La méditation est surtout
une recherche. L'esprit cherche à comprendre le pourquoi et le comment de la
vie chrétienne, afin d'adhérer et de répondre à ce que le Seigneur demande. Il
y faut une attention difficile à discipliner. Habituellement, on s'aide d'un
livre, et les chrétiens n'en manquent pas: les saintes Écritures,
l'Évangile singulièrement, les saintes icônes, les textes liturgiques du jour
ou du temps, les écrits des Pères spirituels, les ouvrages de spiritualité, le
grand livre de la création et celui de l'histoire, la page de
«l'Aujourd'hui» de Dieu.
§2706
Méditer ce qu'on lit
conduit à se l'approprier en le confrontant avec soi-même. Ici, un autre livre
est ouvert: celui de la vie. On passe des pensées à la réalité. A la
mesure de l'humilité et de la foi, on y découvre les mouvements qui agitent le
coeur et on peut les discerner. Il s'agit de faire la vérité pour venir à la
Lumière: «Seigneur, que veux-tu que je
fasse?».
§2707
Les méthodes de méditation
sont aussi diverses que les maîtres spirituels. Un chrétien se doit de vouloir
méditer régulièrement, sinon il ressemble aux trois premiers terrains de la
parabole du semeur (cf. Mc 4, 4-7. 15-19). Mais une méthode n'est qu'un
guide; l'important est d'avancer, avec l'Esprit Saint, sur l'unique
chemin de la prière: le Christ Jésus.
§2708
La méditation met en oeuvre
la pensée, l'imagination, l'émotion et le désir. Cette mobilisation est
nécessaire pour approfondir les convictions de foi, susciter la conversion du
coeur et fortifier la volonté de suivre le Christ. La prière chrétienne
s'applique de préférence à méditer «les mystères du Christ»,
comme dans la «lectio divina» ou le Rosaire. Cette forme
de réflexion priante est de grande valeur, mais la prière chrétienne doit
tendre plus loin: à la connaissance d'amour du Seigneur Jésus, à l'union
avec Lui.
III. L'oraison
§2709
Qu'est-ce que
l'oraison? Ste. Thérèse répond: «L'oraison mentale
n'est, à mon avis, qu'un commerce intime d'amitié où l'on s'entretient souvent
seul à seul avec ce Dieu dont on se sait aimé» (vida 8).

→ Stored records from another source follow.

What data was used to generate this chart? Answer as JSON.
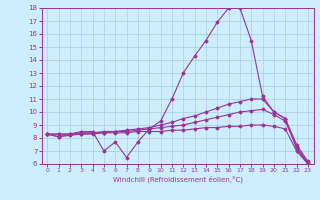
{
  "title": "",
  "xlabel": "Windchill (Refroidissement éolien,°C)",
  "ylabel": "",
  "bg_color": "#cceeff",
  "grid_color": "#aaccdd",
  "line_color": "#993399",
  "xlim": [
    -0.5,
    23.5
  ],
  "ylim": [
    6,
    18
  ],
  "yticks": [
    6,
    7,
    8,
    9,
    10,
    11,
    12,
    13,
    14,
    15,
    16,
    17,
    18
  ],
  "xticks": [
    0,
    1,
    2,
    3,
    4,
    5,
    6,
    7,
    8,
    9,
    10,
    11,
    12,
    13,
    14,
    15,
    16,
    17,
    18,
    19,
    20,
    21,
    22,
    23
  ],
  "line1": [
    8.3,
    8.1,
    8.3,
    8.5,
    8.5,
    7.0,
    7.7,
    6.5,
    7.7,
    8.7,
    9.3,
    11.0,
    13.0,
    14.3,
    15.5,
    16.9,
    18.0,
    18.0,
    15.5,
    11.2,
    10.0,
    9.5,
    7.2,
    6.0
  ],
  "line2": [
    8.3,
    8.1,
    8.2,
    8.3,
    8.4,
    8.5,
    8.5,
    8.6,
    8.7,
    8.8,
    9.0,
    9.2,
    9.5,
    9.7,
    10.0,
    10.3,
    10.6,
    10.8,
    11.0,
    11.0,
    10.0,
    9.5,
    7.5,
    6.2
  ],
  "line3": [
    8.3,
    8.3,
    8.3,
    8.4,
    8.4,
    8.4,
    8.5,
    8.5,
    8.6,
    8.7,
    8.8,
    8.9,
    9.0,
    9.2,
    9.4,
    9.6,
    9.8,
    10.0,
    10.1,
    10.2,
    9.8,
    9.3,
    7.3,
    6.1
  ],
  "line4": [
    8.3,
    8.3,
    8.3,
    8.3,
    8.3,
    8.4,
    8.4,
    8.4,
    8.5,
    8.5,
    8.5,
    8.6,
    8.6,
    8.7,
    8.8,
    8.8,
    8.9,
    8.9,
    9.0,
    9.0,
    8.9,
    8.7,
    7.0,
    6.0
  ]
}
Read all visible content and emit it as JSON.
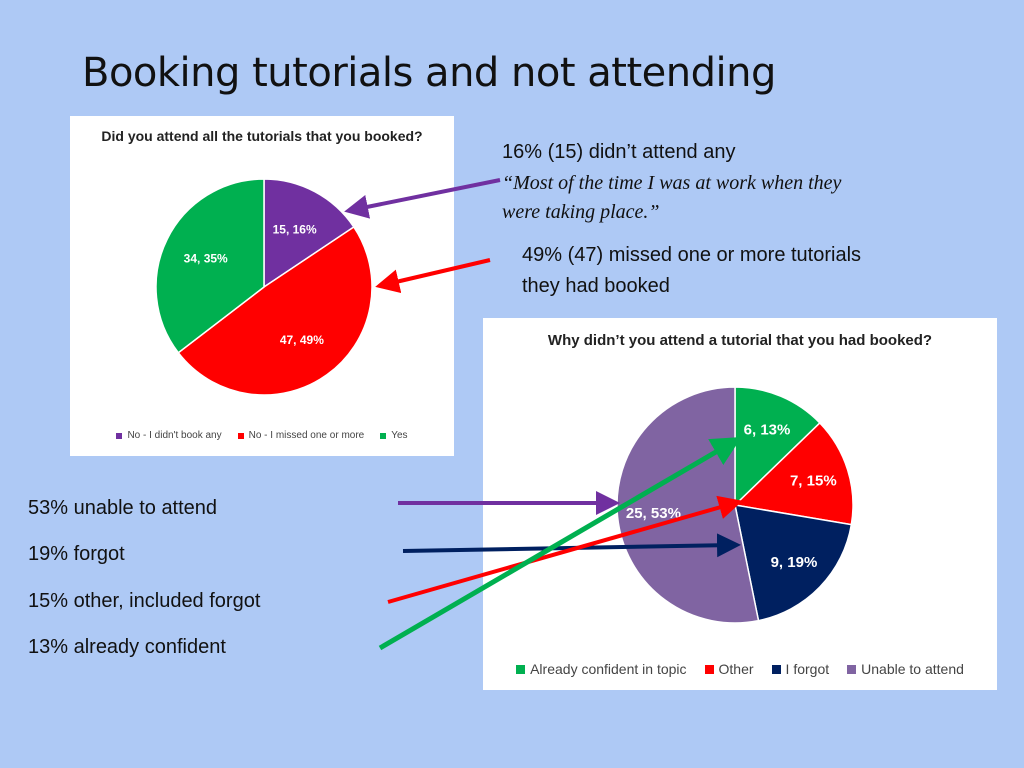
{
  "slide": {
    "title": "Booking tutorials and not attending",
    "notes": {
      "n1": "16% (15) didn’t attend any",
      "quote_line1": "“Most of the time I was at work when they",
      "quote_line2": "were taking place.”",
      "n2_line1": "49% (47) missed one or more tutorials",
      "n2_line2": "they had booked"
    },
    "list": [
      "53% unable to attend",
      "19% forgot",
      "15% other, included forgot",
      "13% already confident"
    ],
    "arrow_colors": [
      "#7030a0",
      "#002060",
      "#ff0000",
      "#00b050"
    ]
  },
  "chart_data": [
    {
      "type": "pie",
      "title": "Did you attend all the tutorials that you booked?",
      "categories": [
        "No - I didn't book any",
        "No - I missed one or more",
        "Yes"
      ],
      "values": [
        15,
        47,
        34
      ],
      "data_labels": [
        "15, 16%",
        "47, 49%",
        "34, 35%"
      ],
      "colors": [
        "#7030a0",
        "#ff0000",
        "#00b050"
      ],
      "legend": "bottom"
    },
    {
      "type": "pie",
      "title": "Why didn’t you attend a tutorial that you had booked?",
      "categories": [
        "Already confident in topic",
        "Other",
        "I forgot",
        "Unable to attend"
      ],
      "values": [
        6,
        7,
        9,
        25
      ],
      "data_labels": [
        "6, 13%",
        "7, 15%",
        "9, 19%",
        "25, 53%"
      ],
      "colors": [
        "#00b050",
        "#ff0000",
        "#002060",
        "#8064a2"
      ],
      "legend": "bottom"
    }
  ]
}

L'oraison cherche «celui que mon coeur aime» (Ct 1, 7; cf. Ct 3, 1-4). C'est Jésus, et en lui, le Père. Il est cherché, parce que le désirer est toujours le commencement de l'amour, et il est cherché dans la foi pure, cette foi qui nous fait naître de lui et vivre en lui. On peut méditer encore dans l'oraison, toutefois le regard porte sur le Seigneur.
§2710
Le choix du temps et de
la durée de l'oraison relève d'une volonté déterminée, révélatrice des
secrets du coeur. On ne fait pas oraison quand on a le temps: on prend le
temps d'être pour le Seigneur, avec la ferme détermination de ne pas le lui
reprendre en cours de route, quelles que soient les épreuves et la sécheresse
de la rencontre. On ne peut pas toujours méditer, on peut toujours entrer en
oraison, indépendamment des conditions de santé, de travail ou d'affectivité.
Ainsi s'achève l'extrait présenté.